Pour éviter les procédures légales actuelles, l’équipe de Trump envisage de s’appuyer sur l’Alien Enemies Act, une loi datant du XVIIIe siècle qui permet d’expulser les ressortissants de pays ennemis en temps de guerre sans procédure judiciaire. Néanmoins, David Bier, juriste au Cato Institute, souligne que cette loi n’a jamais été utilisée dans un tel contexte et que son application pourrait faire l’objet de recours juridiques (The New York Times, 2024).

Un coût humain et moral énorme
Le projet de déportation massive menace non seulement l’économie américaine mais aussi le tissu social du pays. De nombreux sans-papiers vivent aux États-Unis depuis des décennies, avec des enfants citoyens américains. La philosophe américaine Martha Nussbaum rappelle l’injustice d’une telle politique : « La déportation de masse porte atteinte aux droits individuels et inflige des souffrances inutiles à des personnes déjà vulnérables » (Politique de la Dignité, 2021). Cette mesure risquerait de séparer des familles, de laisser des enfants sans soutien, et de fracturer les communautés locales.

Par ailleurs, le American Immigration Council rapporte que les sans-papiers contribuent environ 96 milliards de dollars en taxes chaque année. Leur expulsion massive pourrait nuire à l’économie, en créant des pénuries de main-d’œuvre dans des secteurs essentiels tels que l’agriculture, la construction et la restauration. « L’impact économique d’une telle perte de main-d’œuvre serait catastrophique pour des industries dépendant de cette force de travail », avertit Vincent Michelot, politologue français (L’Amérique sous tension, 2022).

Une opposition politique et une société divisée
Enfin, cette politique suscite des clivages au sein de la société américaine, exacerbant des tensions déjà vives. Selon le philosophe et politologue Noam Chomsky, les politiques xénophobes renforcent le sentiment de division dans la population : « Le discours anti-immigration de Trump accentue les fractures sociales, créant un fossé entre “nous” et “eux” » (Requiem for the American Dream, 2020).

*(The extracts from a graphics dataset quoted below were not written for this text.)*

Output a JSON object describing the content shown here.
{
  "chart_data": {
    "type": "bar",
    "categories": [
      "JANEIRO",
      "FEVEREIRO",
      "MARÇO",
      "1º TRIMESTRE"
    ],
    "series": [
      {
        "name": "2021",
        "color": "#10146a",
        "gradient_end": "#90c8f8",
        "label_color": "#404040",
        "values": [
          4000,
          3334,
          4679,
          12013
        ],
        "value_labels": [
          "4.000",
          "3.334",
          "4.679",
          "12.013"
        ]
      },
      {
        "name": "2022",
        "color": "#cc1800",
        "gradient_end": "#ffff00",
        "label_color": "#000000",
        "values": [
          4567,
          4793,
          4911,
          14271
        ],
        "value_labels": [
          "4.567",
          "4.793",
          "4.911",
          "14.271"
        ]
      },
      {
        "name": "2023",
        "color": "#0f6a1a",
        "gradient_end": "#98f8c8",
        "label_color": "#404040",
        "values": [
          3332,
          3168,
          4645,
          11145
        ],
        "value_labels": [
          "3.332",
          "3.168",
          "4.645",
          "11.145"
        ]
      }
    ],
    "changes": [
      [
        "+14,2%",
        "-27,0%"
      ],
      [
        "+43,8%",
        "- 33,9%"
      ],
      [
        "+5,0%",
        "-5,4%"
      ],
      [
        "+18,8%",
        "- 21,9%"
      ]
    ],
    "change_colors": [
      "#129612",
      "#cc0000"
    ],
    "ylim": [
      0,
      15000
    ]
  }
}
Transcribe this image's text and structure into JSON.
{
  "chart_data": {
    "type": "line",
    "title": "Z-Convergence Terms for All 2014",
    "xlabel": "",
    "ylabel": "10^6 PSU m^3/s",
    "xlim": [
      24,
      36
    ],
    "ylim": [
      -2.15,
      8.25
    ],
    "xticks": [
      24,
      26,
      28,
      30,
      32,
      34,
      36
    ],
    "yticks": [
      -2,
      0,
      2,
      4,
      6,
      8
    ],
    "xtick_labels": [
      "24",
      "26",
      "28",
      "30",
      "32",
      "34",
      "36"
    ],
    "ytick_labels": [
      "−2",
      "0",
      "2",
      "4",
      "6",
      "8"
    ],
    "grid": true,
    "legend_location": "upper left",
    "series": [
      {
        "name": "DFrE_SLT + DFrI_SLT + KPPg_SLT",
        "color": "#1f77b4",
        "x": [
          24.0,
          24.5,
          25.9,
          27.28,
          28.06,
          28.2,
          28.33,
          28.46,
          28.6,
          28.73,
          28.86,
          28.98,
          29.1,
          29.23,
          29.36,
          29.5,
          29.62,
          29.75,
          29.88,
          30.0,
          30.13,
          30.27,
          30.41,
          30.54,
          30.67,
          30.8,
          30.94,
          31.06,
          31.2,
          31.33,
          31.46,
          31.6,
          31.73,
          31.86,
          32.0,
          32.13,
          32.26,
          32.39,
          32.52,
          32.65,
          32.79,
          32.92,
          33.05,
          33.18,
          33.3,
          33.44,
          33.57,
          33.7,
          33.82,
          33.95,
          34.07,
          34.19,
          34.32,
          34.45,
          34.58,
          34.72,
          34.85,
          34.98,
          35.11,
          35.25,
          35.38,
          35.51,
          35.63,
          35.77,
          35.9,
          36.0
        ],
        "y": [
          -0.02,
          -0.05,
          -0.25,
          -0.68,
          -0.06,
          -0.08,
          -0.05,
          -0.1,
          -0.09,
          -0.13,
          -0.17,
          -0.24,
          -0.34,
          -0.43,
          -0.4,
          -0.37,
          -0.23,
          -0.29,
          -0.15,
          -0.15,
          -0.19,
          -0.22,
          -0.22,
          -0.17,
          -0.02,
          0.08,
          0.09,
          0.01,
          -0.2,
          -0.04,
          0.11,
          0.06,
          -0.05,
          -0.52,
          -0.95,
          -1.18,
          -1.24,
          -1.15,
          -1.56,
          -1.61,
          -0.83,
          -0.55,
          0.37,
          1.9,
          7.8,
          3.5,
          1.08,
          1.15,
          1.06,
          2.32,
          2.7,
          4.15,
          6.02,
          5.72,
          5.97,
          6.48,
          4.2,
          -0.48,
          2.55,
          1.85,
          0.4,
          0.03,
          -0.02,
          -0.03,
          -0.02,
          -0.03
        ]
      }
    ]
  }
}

Face à une opposition grandissante, tant dans les États démocrates que chez certains républicains modérés, la faisabilité de cette politique reste incertaine. Des gouverneurs, comme Gavin Newsom en Californie, ont d’ores et déjà indiqué leur refus de collaborer à une politique de déportation de masse, arguant que cela détournerait des ressources des véritables enjeux de sécurité publique.

L’administration Trump, par cette promesse de retour à une politique d’immigration restrictive, se heurte à des obstacles pratiques, économiques et moraux qui rendent cette promesse largement irréalisable. Comme le souligne le sociologue français Didier Fassin, « la question de l’immigration aux États-Unis dépasse le cadre des politiques publiques ; elle est aussi un test moral pour une nation fondée sur des valeurs d’accueil et de diversité » (La question morale, 2022).
Ce projet de déportation massive reflète une vision punitive de l’immigration, dont le coût pourrait s’avérer bien plus élevé que les bénéfices escomptés.